Combination therapy with Lenvima (lenvatinib) and Keytruda (pembrolizumab) continues to show promising antitumor results in patients with advanced endometrial cancer, the most common cancer of the uterus, according to the final results of the KEYNOTE-146/Study 111 trial.
The combo was generally well-tolerated, and no new safety signals emerged. A Phase 3 confirmatory trial called KEYNOTE-775 (NCT03517449) is underway, with enrollment open at sites in the U.S., Norway and Spain.
The final results were presented at the European Society for Medical Oncology (ESMO) 2019 Congress in Barcelona, Spain, on Sept. 29. Titled “Lenvatinib (LEN) and Pembrolizumab (PEMBRO) in Advanced Endometrial Cancer (EC),” the presentation was given by medical oncologist Vicky Makker of Memorial Sloan Kettering Cancer Center, the study’s principal investigator.
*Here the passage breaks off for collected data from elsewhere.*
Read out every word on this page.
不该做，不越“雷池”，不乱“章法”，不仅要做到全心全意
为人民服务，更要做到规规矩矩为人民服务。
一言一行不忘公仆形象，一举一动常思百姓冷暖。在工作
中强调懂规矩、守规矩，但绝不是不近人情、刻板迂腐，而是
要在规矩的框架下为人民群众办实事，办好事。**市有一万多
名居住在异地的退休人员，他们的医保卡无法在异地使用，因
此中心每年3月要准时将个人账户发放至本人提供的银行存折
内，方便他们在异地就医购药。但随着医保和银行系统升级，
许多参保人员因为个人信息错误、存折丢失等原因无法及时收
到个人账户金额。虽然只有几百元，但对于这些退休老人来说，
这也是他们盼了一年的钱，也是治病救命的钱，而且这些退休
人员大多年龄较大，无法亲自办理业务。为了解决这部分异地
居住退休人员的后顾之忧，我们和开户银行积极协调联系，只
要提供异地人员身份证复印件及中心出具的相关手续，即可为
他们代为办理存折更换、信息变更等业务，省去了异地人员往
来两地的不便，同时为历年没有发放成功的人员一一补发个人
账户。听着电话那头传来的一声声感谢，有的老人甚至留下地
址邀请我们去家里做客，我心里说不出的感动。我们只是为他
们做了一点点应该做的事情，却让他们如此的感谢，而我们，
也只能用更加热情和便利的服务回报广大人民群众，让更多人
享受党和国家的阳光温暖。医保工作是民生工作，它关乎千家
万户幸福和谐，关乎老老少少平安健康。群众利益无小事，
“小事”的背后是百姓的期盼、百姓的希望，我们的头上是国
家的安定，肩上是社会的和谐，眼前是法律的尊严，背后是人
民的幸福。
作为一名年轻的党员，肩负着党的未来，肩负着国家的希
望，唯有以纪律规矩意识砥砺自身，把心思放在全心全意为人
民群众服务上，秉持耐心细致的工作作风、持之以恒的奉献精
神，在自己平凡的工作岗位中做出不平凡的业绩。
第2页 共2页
Lenvima-Keytruda was recently approved in the U.S. for the treatment of women with advanced endometrial cancer whose tumors do not carry certain genetic defects, whose disease progressed after prior treatment with systemic therapy, and who are not candidates for curative surgery or radiation. Women may not be prescribed the combination therapy if their tumors are microsatellite instability-high (MSI-H) or mismatch repair deficient (dMMR).
Under Project Orbis, an initiative of the U.S. Food and Drug Administration Oncology Center of Excellence, the Lenvima-Keytruda combination was simultaneously approved in Australia and Canada.
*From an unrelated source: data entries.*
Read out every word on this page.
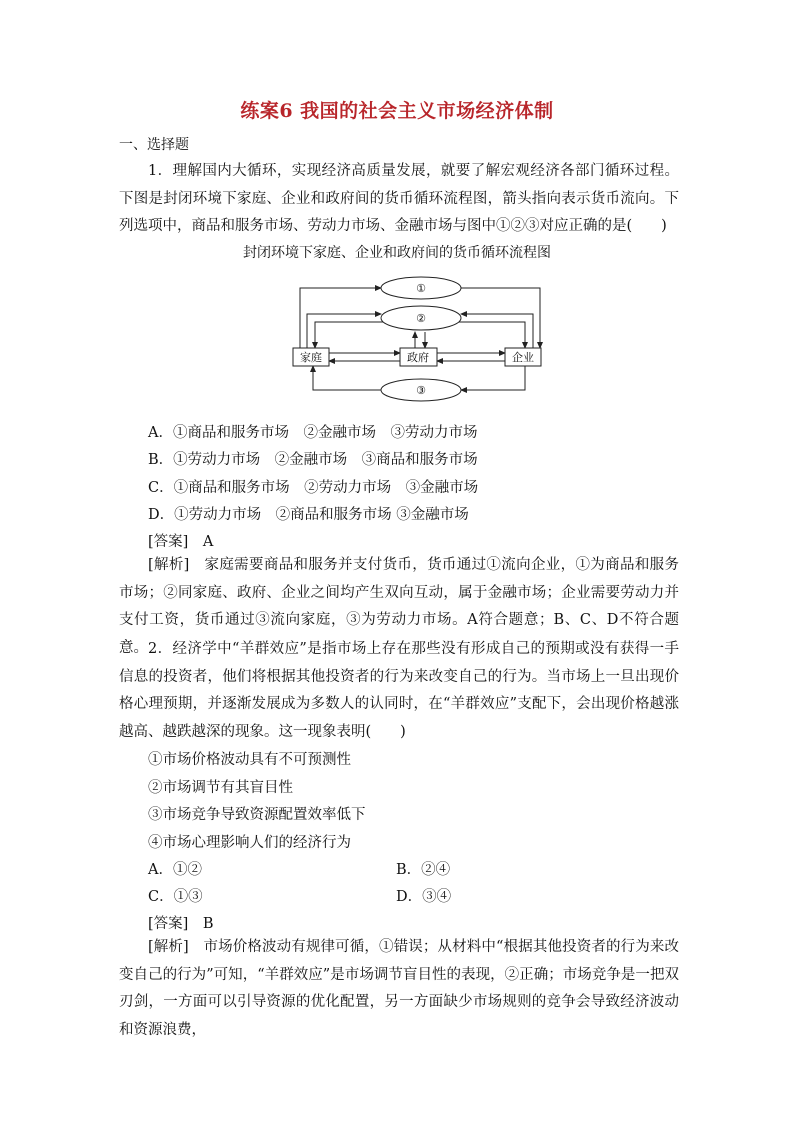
练案6 我国的社会主义市场经济体制
一、选择题
1．理解国内大循环，实现经济高质量发展，就要了解宏观经济各部门循环过程。下图是封闭环境下家庭、企业和政府间的货币循环流程图，箭头指向表示货币流向。下列选项中，商品和服务市场、劳动力市场、金融市场与图中①②③对应正确的是(　　)
封闭环境下家庭、企业和政府间的货币循环流程图
①
②
③
家庭	政府	企业
A．①商品和服务市场　②金融市场　③劳动力市场
B．①劳动力市场　②金融市场　③商品和服务市场
C．①商品和服务市场　②劳动力市场　③金融市场
D．①劳动力市场　②商品和服务市场 ③金融市场
[答案]　A
[解析]　家庭需要商品和服务并支付货币，货币通过①流向企业，①为商品和服务市场；②同家庭、政府、企业之间均产生双向互动，属于金融市场；企业需要劳动力并支付工资，货币通过③流向家庭，③为劳动力市场。A符合题意；B、C、D不符合题意。 2．经济学中“羊群效应”是指市场上存在那些没有形成自己的预期或没有获得一手信息的投资者，他们将根据其他投资者的行为来改变自己的行为。当市场上一旦出现价格心理预期，并逐渐发展成为多数人的认同时，在“羊群效应”支配下，会出现价格越涨越高、越跌越深的现象。这一现象表明(　　)
①市场价格波动具有不可预测性
②市场调节有其盲目性
③市场竞争导致资源配置效率低下
④市场心理影响人们的经济行为
A．①②	B．②④
C．①③	D．③④
[答案]　B
[解析]　市场价格波动有规律可循，①错误；从材料中“根据其他投资者的行为来改变自己的行为”可知，“羊群效应”是市场调节盲目性的表现，②正确；市场竞争是一把双刃剑，一方面可以引导资源的优化配置，另一方面缺少市场规则的竞争会导致经济波动和资源浪费，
Following its breakthrough therapy designation by the FDA in 2018, marketing authorization was granted under accelerated approval in September 2019. For the combo to maintain this indication, the therapeutic effects would need to be confirmed in further trials.
The approval was based on data from KEYNOTE-146/Study 111 (NCT02501096), a Phase 1b/2, multicenter, open-label trial that enrolled 108 patients with metastatic — spread to other parts in the body — endometrial cancer, who were previously treated by at least one systemic therapy.
During the trial, participants were treated with Lenvima capsules, 20 mg once per day, and injected into the vein with Keytruda 200 mg, every three weeks. The median follow-up was 18.7 months.
Among the 108 patients, 94 had tumors that were not MSI-H or dMMR, 11 had tumors that were MSI-H or dMMR, and three had tumors of unknown status.
Results showed that at 24 weeks, 41 patients in total (38% of participants) had experienced a reduction in tumor size, regardless of the genetic status of their tumors (MSI-H/dMMR positive or not). At data cut-off in January 2019, eight women (7.4%) had a complete response — that is, their tumors completely disappeared to undetectable levels. Overall, responses lasted for a median of 21.2 months.
Among participants whose cancers had MSI-H or dMMR status (off-label indication), the tumors shrunk in seven out of 11 patients (63.6%) at week 24. At data cutoff, one of these women had experienced a complete disappearance of the cancer. Response duration was the same as in the overall population.
The median time participants lived without getting worse, called progression-free survival, was 18.9 months. The women’s median overall survival was not reached — meaning more than half of the patients were still alive.
Among patients whose tumors were not MSI-H or dMMR, 34 women (36.2%) experienced a response to the combination at week 24, and 7.4% had a complete response. The median progression-free survival was 5.4 months, while patients lived without cancer growth for a median of 16.4 months.
As to safety, adverse events related to treatment occurred in 105 out of 108 patients (97%). Most adverse events — 90% — were mild to severe, while 7% were life-threatening or associated with death. The most common treatment-related adverse events, serious or worse, were hypertension (32%), fatigue (8%), and diarrhea (7%).
These side effects led to treatment interruption of Keytruda, Lenvima, or both in 78 patients, and to tapering of Lenvima’s dose in 70 women.
“The results of this Keytruda plus Lenvima study are a welcome development in the treatment of women with advanced endometrial cancer, a patient group with an unmet medical need,” Makker, the ESMO presenter, said in a press release.
Lenvima is an inhibitor of specific cellular enzymes known as kinases, which are associated with blood vessel formation, tumor growth, and progression. It is sold by Eisai and approved, on its own or in combination, to treat certain types of thyroid, kidney, and liver cancer, as well as endometrial cancer.
Keytruda is an anti-PD-1 therapy sold by Merck (known as MSD outside the U.S. and Canada) and approved for the treatment of multiple solid and blood cancers. It is an immunotherapy that works by increasing the ability of the body’s immune system to help detect and fight tumor cells.